A number of tools, free and paid, allow webmasters greater visibility on backlinks.

  1. Google Search Console: This free tool lets you see the backlinks pointing to your website and provides information on the anchor text and linking domains.
  2. Ahrefs: Offers a comprehensive backlink analysis tool that lets you see any website’s top backlinks, linking domains, and anchor text.
  3. SEMrush: Provides a detailed backlink analysis tool and the ability to track your competitors’ backlink profiles.
  4. Majestic: A backlink analysis tool that allows you to see the backlinks, referring domains, and trust flow of any website.
  5. Open Site Explorer: A backlink analysis tool provided by Moz that allows you to see the top backlinks, linking domains, and anchor text for any website.

How to Build a Strong Backlink Profile

Acquiring high-quality backlinks is a crucial part of building a solid backlink profile.
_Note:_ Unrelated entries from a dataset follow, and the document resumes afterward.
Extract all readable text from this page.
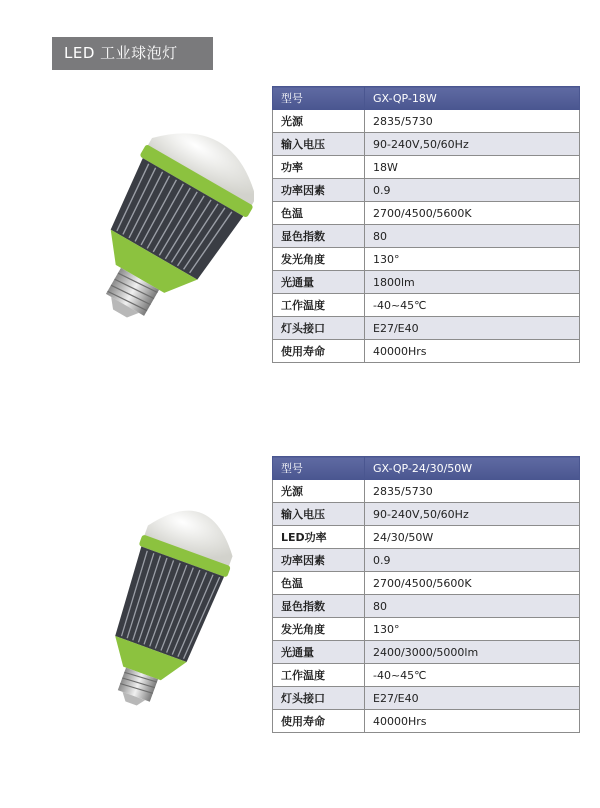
LED 工业球泡灯
型号	GX-QP-18W
光源	2835/5730
输入电压	90-240V,50/60Hz
功率	18W
功率因素	0.9
色温	2700/4500/5600K
显色指数	80
发光角度	130°
光通量	1800lm
工作温度	-40~45℃
灯头接口	E27/E40
使用寿命	40000Hrs
型号	GX-QP-24/30/50W
光源	2835/5730
输入电压	90-240V,50/60Hz
LED功率	24/30/50W
功率因素	0.9
色温	2700/4500/5600K
显色指数	80
发光角度	130°
光通量	2400/3000/5000lm
工作温度	-40~45℃
灯头接口	E27/E40
使用寿命	40000Hrs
Here are a few strategies:

  • Create genuinely awesome content: Creating content that offers genuine value remains the cornerstone of most online marketing strategies.
  • Guest blogging: Reach out to other websites in your niche and offer to write a ‘guest blog’ post. These have become an accepted way for website owners to share your expertise while getting a backlink in return.
  • Reach out to influencers: Offering nfluencers in your industry free products in exchange for coverage can help you to gain backlinks from authoritative websites.
  • Get listed in online directories: Many online directories allow you to add your website and get a backlink.
  • Create infographics: Infographics are easy to share and embed on other websites. If you have graphic design skills or a great visual story to tell about your product, they remain a powerful way to gain links.
  • Participate in online communities: Engage with people in online communities related to your niche, share your knowledge and provide value.
  • Broken Link Building: Find broken links on other sites and offer them a replacement link to your own brand.
  • Online Public Relations: Getting coverage in reputable publications, perhaps by offering a comment to a journalist as a source, is a sought after way of garnering powerful backlinks.
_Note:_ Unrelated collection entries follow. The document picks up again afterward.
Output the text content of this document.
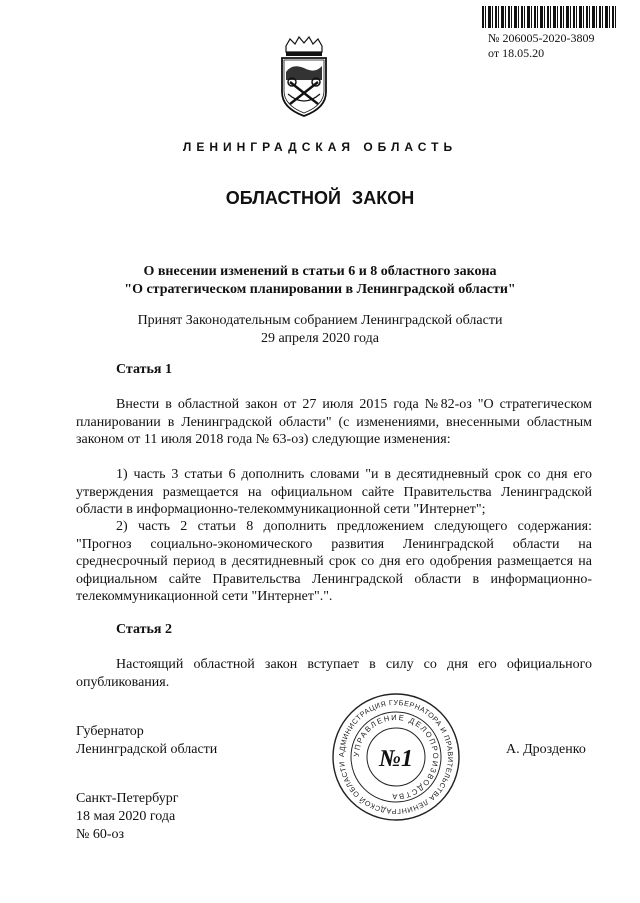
№ 206005-2020-3809
от 18.05.20
ЛЕНИНГРАДСКАЯ ОБЛАСТЬ
ОБЛАСТНОЙ ЗАКОН
О внесении изменений в статьи 6 и 8 областного закона
"О стратегическом планировании в Ленинградской области"
Принят Законодательным собранием Ленинградской области
29 апреля 2020 года
Статья 1
Внести в областной закон от 27 июля 2015 года №82-оз "О стратегическом планировании в Ленинградской области" (с изменениями, внесенными областным законом от 11 июля 2018 года № 63-оз) следующие изменения:
1) часть 3 статьи 6 дополнить словами "и в десятидневный срок со дня его утверждения размещается на официальном сайте Правительства Ленинградской области в информационно-телекоммуникационной сети "Интернет";
2) часть 2 статьи 8 дополнить предложением следующего содержания: "Прогноз социально-экономического развития Ленинградской области на среднесрочный период в десятидневный срок со дня его одобрения размещается на официальном сайте Правительства Ленинградской области в информационно-телекоммуникационной сети "Интернет".".
Статья 2
Настоящий областной закон вступает в силу со дня его официального опубликования.
Губернатор
Ленинградской области	А. Дрозденко
АДМИНИСТРАЦИЯ ГУБЕРНАТОРА И ПРАВИТЕЛЬСТВА ЛЕНИНГРАДСКОЙ ОБЛАСТИ
УПРАВЛЕНИЕ ДЕЛОПРОИЗВОДСТВА
№1
Санкт-Петербург
18 мая 2020 года
№ 60-оз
  1. Diversity is Crucial: Build links on guest blogs, forums, social media platforms, directories, industry-specific platforms, local business listings, infographics, press releases, resource pages, and more .
  2. Remember Anchor Text: The most powerful links come from those linking directly on keyword, but Google is looking for a diverse and natural mixture.
  3. Negative SEO: Keep an eye on your backlink profile to identify and address potential harmful SEO attempts from competitors.
  4. Social media: Social media platforms can also be a source of backlinks, and building a solid presence on these platforms can help drive traffic to your website.
  5. Local SEO: Backlinks can also be an important factor in local search engine optimization such as Google Maps, as they help to establish a website’s relevance for a specific geographic area.
  6. Internal linking: Internal linking between the pages of the same website can also be necessary for SEO by passing link juice to the inner pages and helping them rank better.
  7. Quality over quantity: Prioritise real links from credible websites with traffic over link farms or offers from ‘link building experts.’